Some years ago, Cisco had the following vision: “The Internet of Everything (IoE) brings together people, process, data, and things to make networked connections more relevant and valuable than ever before — turning information into actions that create new capabilities, richer experiences.” This vision now holds true more than ever – most everything is connected to the internet, and household items are getting smarter.  To better serve the users, connected devices are gathering and transmitting huge amounts of data. With convenience and opportunities come questions of privacy and the growing issue of security. 

Covid-19 put an additional spin on the relevance of security. An increased number of people work from home. This means companies are now connected to the home’s internet and connected to several smart devices. The question is – what are homeowners unintentionally sharing about themselves and their employers with their home devices?

Connected devices collect an array of personal data: demographics of the household, hours of when you are at home, details of shopping orders, preference in terms of temperature setting, music, and TV purchasing history, search activity, health metrics, and the list goes on.  VPN has been an industry standard to protect company data when employees connect to the network off-premises. Connected home devices that have a microphone are now listening in.  With work-related conversations happening at the house these days, unsecured devices could be eavesdropping on sensitive topics of M&A, compensation data, new customers, and contract negotiations. Company IT departments now have another threat on their radar.

Tackling the Internet of Everything security will take three parties’ combined efforts: consumers, manufacturers, and the government. 

  • The government has been addressing the issue by bringing more awareness. October’s theme of the National Cyber Security month was “Do Your Part. #BeCyberSmart.”

The efforts encouraged individuals and organizations “to own their role in protecting their part of cyberspace, stressing personal accountability, and the importance of taking proactive steps to enhance cybersecurity.”

The government has also been helpful in terms of legislation. SB 327 was introduced in California in 2018 and became effective as of January 1, 2020. Under the new law, manufacturers are required to equip devices with a reasonable security feature. Similar legislation was also introduced in Oregon.

Reasonable security feature covers the following:

  • The preprogrammed password is unique to each device manufactured; or
  • The device contains a security feature that requires a user to generate a new means of authentication before access is granted to the device for the first time. The law is important as it ensures that all smart devices from a manufacturer do not have the same preprogrammed default password, making it vulnerable to hacking attacks. 
  • Manufacturers can contribute in several ways to mitigate security risks.

One is to continue monitoring for cybersecurity development and continuously issue new software patches targeted at vulnerabilities. Another area is standardized product labeling for security and privacy levels. Consumers are far from being security experts, clearly understandable labeling would be a substantial differentiator between the devices. Manufacturers would be able to upcharge for more secure devices as well.

Based on the research done by Carnegie Mellon University Scholars, some of the information that could go on the label: 

  • Privacy rating for the device from an independent privacy assessment organization
  • Security rating for the device from an independent security assessment organization 
  • The date until which security updates will be provided 
  • Type of data that is being collected 
  • Type of sensor(s) on the device 
  • Whether or not the device is getting cryptographically signed and critical automatic security updates

Consumers’ contribution to privacy and security might be the most impactful in the short term as they are in charge of their home networks. A few quick and easy steps can go a long way. Steve Symanovich of NortonLifeLock suggests revisiting the router set up by giving it a unique name, utilizing encryption method for Wi-Fi, dividing the network into a work and guest network, using strong passwords, and checking settings on connected devices.
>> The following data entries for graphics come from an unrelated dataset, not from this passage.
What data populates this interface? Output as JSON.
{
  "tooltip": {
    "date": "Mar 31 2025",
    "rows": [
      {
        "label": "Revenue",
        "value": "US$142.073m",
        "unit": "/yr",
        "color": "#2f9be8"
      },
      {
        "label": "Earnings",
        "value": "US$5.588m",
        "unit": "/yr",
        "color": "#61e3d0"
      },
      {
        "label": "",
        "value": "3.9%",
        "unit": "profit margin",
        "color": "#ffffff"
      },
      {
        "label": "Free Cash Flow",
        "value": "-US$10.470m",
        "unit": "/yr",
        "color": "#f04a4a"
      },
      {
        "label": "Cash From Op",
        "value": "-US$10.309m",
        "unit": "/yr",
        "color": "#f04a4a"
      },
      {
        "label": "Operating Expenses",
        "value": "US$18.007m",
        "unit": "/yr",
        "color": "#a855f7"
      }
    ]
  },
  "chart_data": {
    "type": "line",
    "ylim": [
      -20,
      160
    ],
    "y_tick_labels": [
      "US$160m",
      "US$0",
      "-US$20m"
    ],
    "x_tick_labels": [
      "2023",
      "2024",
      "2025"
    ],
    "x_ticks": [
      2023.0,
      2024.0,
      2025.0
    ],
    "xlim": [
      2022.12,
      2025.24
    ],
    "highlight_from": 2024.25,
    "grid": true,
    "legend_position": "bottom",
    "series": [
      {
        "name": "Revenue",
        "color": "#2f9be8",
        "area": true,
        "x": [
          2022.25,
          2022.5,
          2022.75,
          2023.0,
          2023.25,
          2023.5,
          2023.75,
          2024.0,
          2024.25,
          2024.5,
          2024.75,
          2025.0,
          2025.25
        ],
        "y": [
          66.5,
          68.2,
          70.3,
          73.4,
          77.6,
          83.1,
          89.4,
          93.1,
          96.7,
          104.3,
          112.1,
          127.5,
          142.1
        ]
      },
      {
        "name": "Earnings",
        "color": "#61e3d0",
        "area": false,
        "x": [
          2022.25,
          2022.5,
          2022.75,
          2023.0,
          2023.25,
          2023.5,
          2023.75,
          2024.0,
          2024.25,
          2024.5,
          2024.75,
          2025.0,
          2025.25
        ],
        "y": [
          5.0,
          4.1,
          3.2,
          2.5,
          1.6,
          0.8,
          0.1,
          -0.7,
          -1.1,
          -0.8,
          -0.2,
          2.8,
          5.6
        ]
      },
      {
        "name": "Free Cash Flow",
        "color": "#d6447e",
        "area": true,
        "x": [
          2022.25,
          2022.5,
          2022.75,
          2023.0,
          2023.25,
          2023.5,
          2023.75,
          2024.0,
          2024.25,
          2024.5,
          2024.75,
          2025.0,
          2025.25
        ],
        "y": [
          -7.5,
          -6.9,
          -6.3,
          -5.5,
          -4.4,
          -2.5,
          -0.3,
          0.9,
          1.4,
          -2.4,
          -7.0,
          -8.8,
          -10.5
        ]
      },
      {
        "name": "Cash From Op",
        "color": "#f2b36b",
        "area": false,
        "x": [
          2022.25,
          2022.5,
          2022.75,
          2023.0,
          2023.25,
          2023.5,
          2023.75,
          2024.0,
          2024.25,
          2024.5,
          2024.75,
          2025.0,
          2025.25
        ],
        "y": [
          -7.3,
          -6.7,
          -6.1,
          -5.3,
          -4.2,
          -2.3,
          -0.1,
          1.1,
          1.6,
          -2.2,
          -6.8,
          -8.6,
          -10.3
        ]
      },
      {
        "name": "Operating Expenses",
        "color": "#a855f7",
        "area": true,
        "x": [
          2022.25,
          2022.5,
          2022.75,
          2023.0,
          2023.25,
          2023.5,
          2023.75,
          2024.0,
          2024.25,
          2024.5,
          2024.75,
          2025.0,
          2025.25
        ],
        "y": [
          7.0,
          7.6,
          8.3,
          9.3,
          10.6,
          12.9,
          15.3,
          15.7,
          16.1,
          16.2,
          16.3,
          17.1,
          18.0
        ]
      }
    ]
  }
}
The topic of privacy and security related to household connected devices will continue to be vital and laying the ground for several other areas of the Internet of Everything: Internet of medical things (IoMT) and connected cars (autonomous vehicles). There is no easy way to fix the problem, but it requires attention as if we are not careful, the potential consequences of a hacker attack or misuse of information could be in the range of life and death. Continuous education of the consumer and steady progress on the side of manufactures are vital.